Книга издевалась над Саломеей? Или солнце подобралось к ней слишком близко? Желтые пятна света расплывались по страницам, стирая ненужные им буквы.
И снова – шелест страниц.
Другой миф. Другие герои. Но знакомое имя режет глаза.
– «…Тогда разгневанный Аполлон наслал на все владения Лаомедонта ужасный мор…»
Далматов сел – рывком – и потер глаза.
– Ты это нарочно? – спросил он.
– Нет. Получается… так…
– Лучше бы нарочно! Голова кружится? Болит?
– Только здесь, – запустив пальцы в волосы, Саломея нащупала припухлость на макушке.
– Не трогай руками! Зашивать пришлось. И вообще, дай сюда книгу. – Далматов отобрал книгу и безо всякого почтения к греческим богам швырнул ее на пол. – Пойдем. Тебе нельзя вставать. И читать нельзя. И телевизор смотреть тоже нельзя. И вообще ничего нельзя, понятно?!
– Илья, я не собираюсь умирать.
А ведь приятно осознавать, что он за нее так волнуется.
– У тебя сотрясение мозга. Хотя я сейчас уже не так уверен в диагнозе, как прежде. Мозг-то быть должен у человека, чтобы сотрясение случилось.
Ворчал он беззлобно и, скорее, порядка ради.
– Далматов, – Саломея не стала поднимать книгу, – ты же все равно от меня не отделаешься. Рассказывай!
Сначала был зеленый чай в высоком чайнике и булочки с маслом. Апельсиновый джем и ароматная дыня. Хрустящие хлебцы и прочие мелочи, способные скрасить собой это утро. Хотя, как Саломея вскоре поняла, дело, скорее, близилось к вечеру.
– Когда человек встал, тогда и завтракает, – философски заметил Илья.
Он был поразительно спокоен и даже как-то умиротворен, словно жизнь в этом полумертвом доме не нарушили все недавние события. А если и нарушили, то остались уже далеко позади и точно не повторятся. Спокойствие это передалось и Саломее. В какой-то момент она даже усомнилась в том, что с ней и правда случилось это похищение, уж больно фантастичным оно выглядело сейчас.
– Твой дружок – мелкая мразь. – Далматов ничего не ел, но, подперев кулаком подбородок, наблюдал за Саломеей. – Он регулярно заводил себе любовниц.
Неприятная тема, но почему бы и нет? Саломея не чувствует ни боли, ни обиды, напротив, лишь радость, что эхо старых эмоций затихло.
– А когда очередная дама сердца вдруг исчезала, он просто находил новую. Конечно, исчезали не все, это было бы уж слишком… Некоторые. Но – хватило их, чтобы Полечка испугался. А тут – ты. И любовь, и шанс разобраться. Ты же у нас парапсихолог, специалист по проклятиям!

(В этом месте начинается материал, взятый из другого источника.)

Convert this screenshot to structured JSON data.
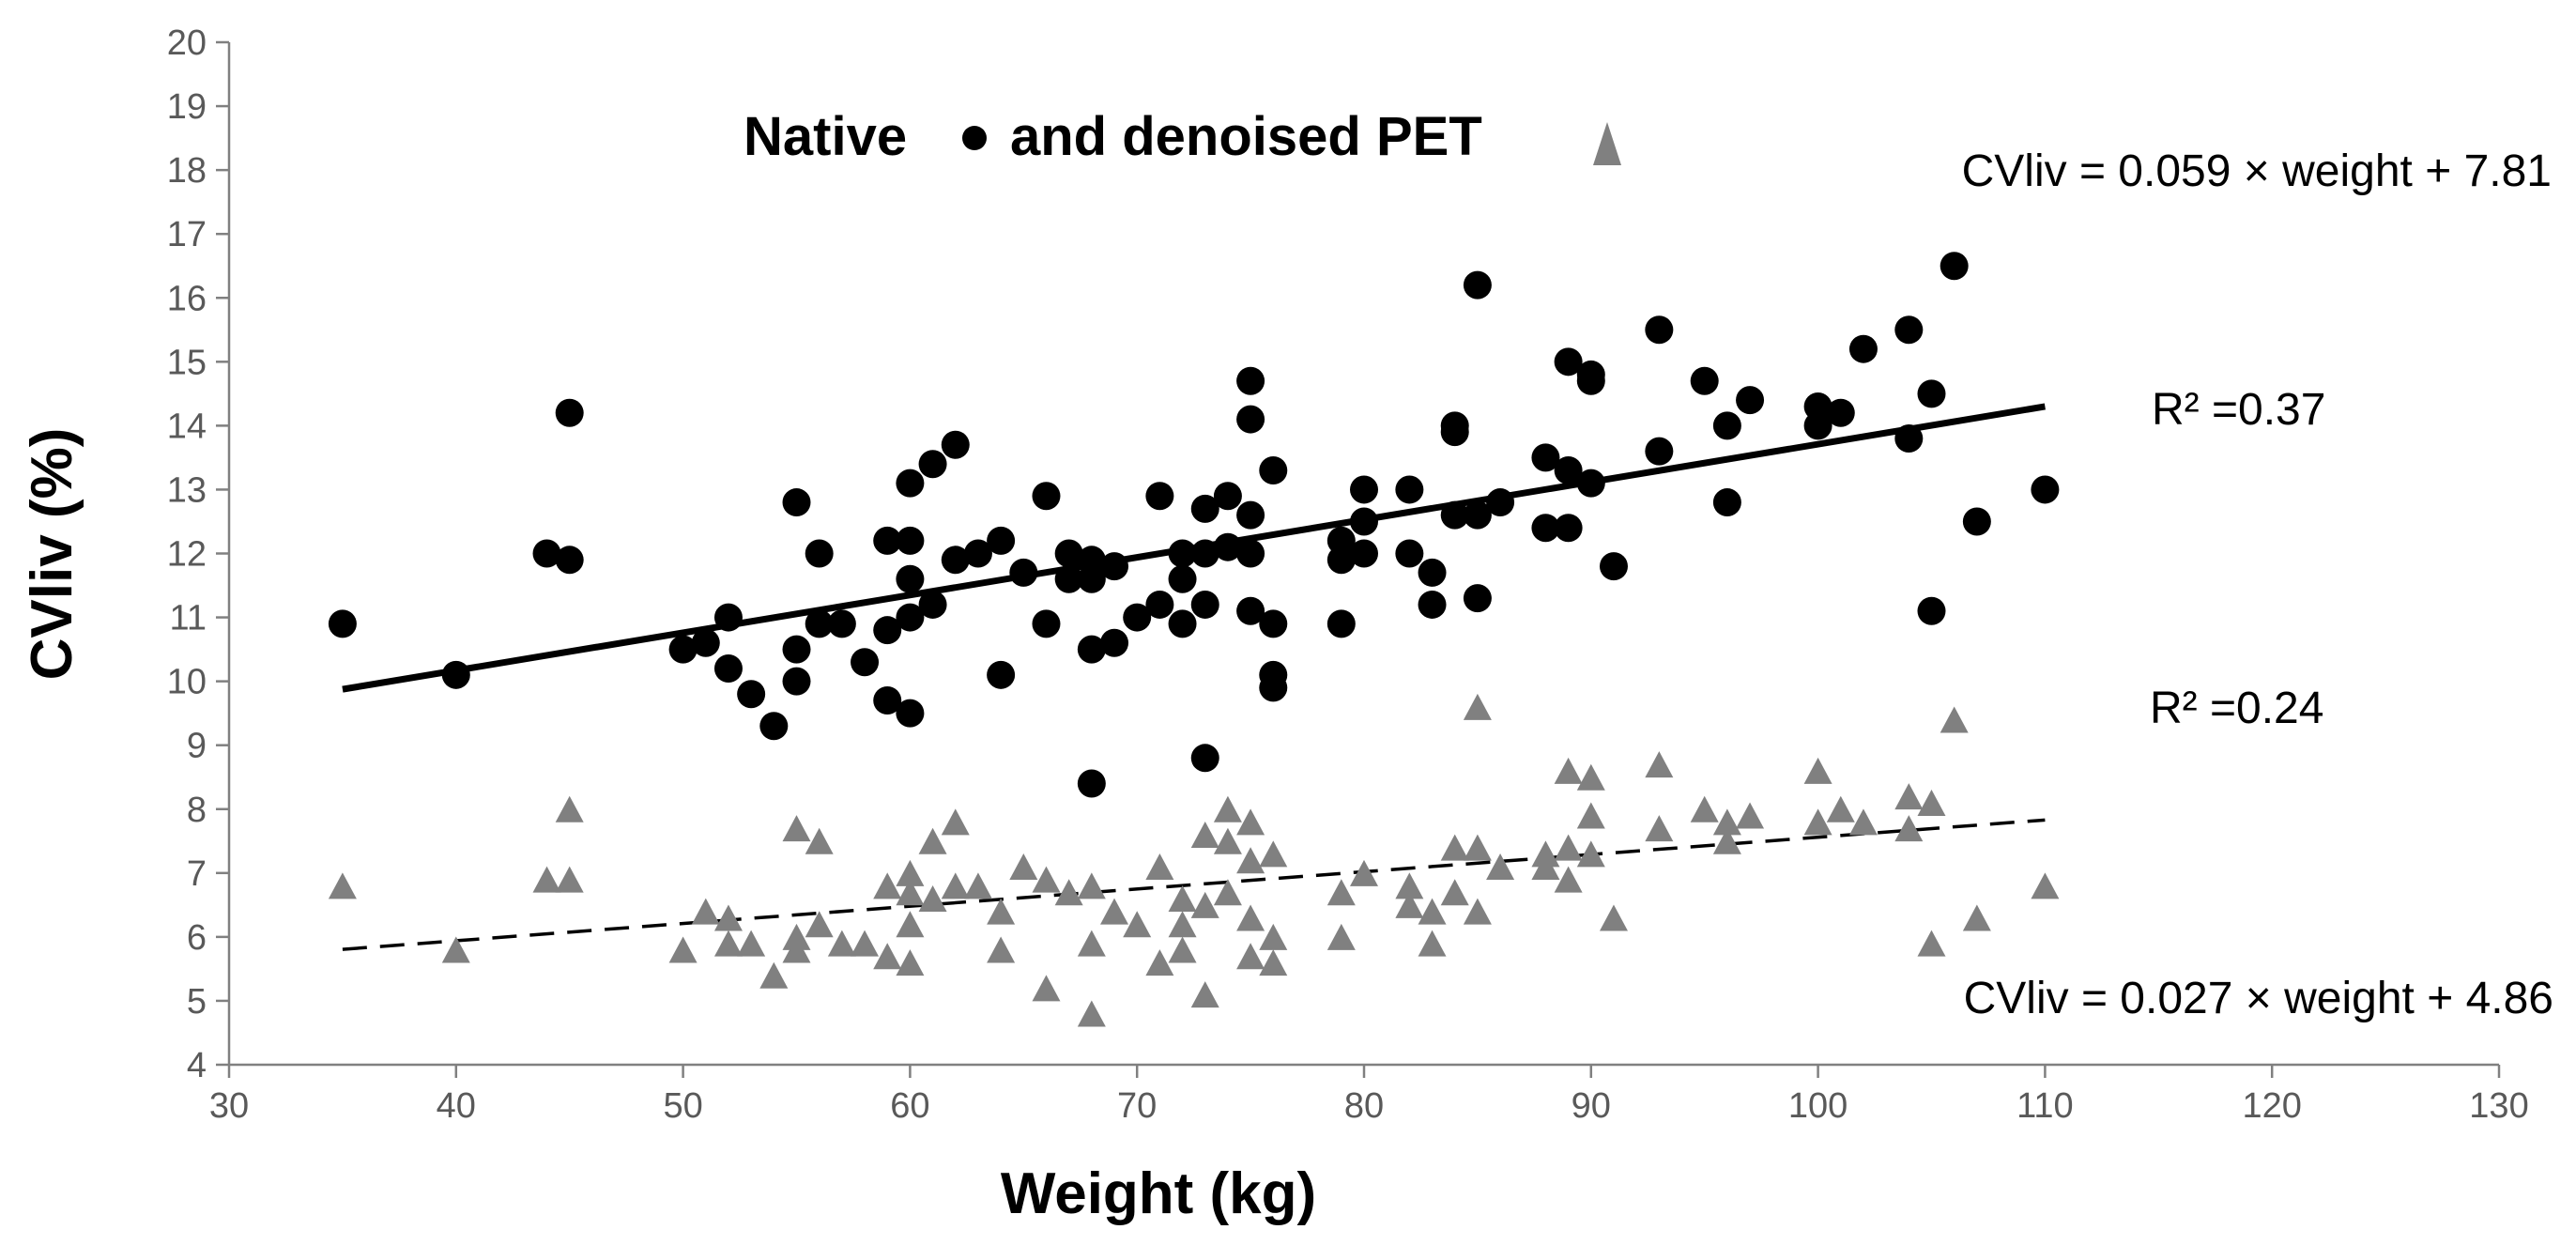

Хорошо, что Далматов не смеется. Аполлон – в тот единственный раз, когда Саломея заговорила с ним о запределье, – очень веселился. Еще сказал, что только трепетным девам подобает верить в подобные сказки. Но тогда его смех не был обидным, Саломее даже хотелось стать трепетной девой ради него.
К счастью, она уже повзрослела.
– Есть две стороны дела. – Далматов вытащил пятикопеечную монетку и пустил ее катиться по столу. – Пропавшие гадалки. И молодые вдовы, которые жертвуют Центру неприлично большие суммы. А еще – имуществом с ним делятся.
Монетка докатилась до края стола и упала на пол.
– В обоих случаях смерти их выглядят естественнее некуда. Но одна – плата за другую. Он показывал тебе чашу?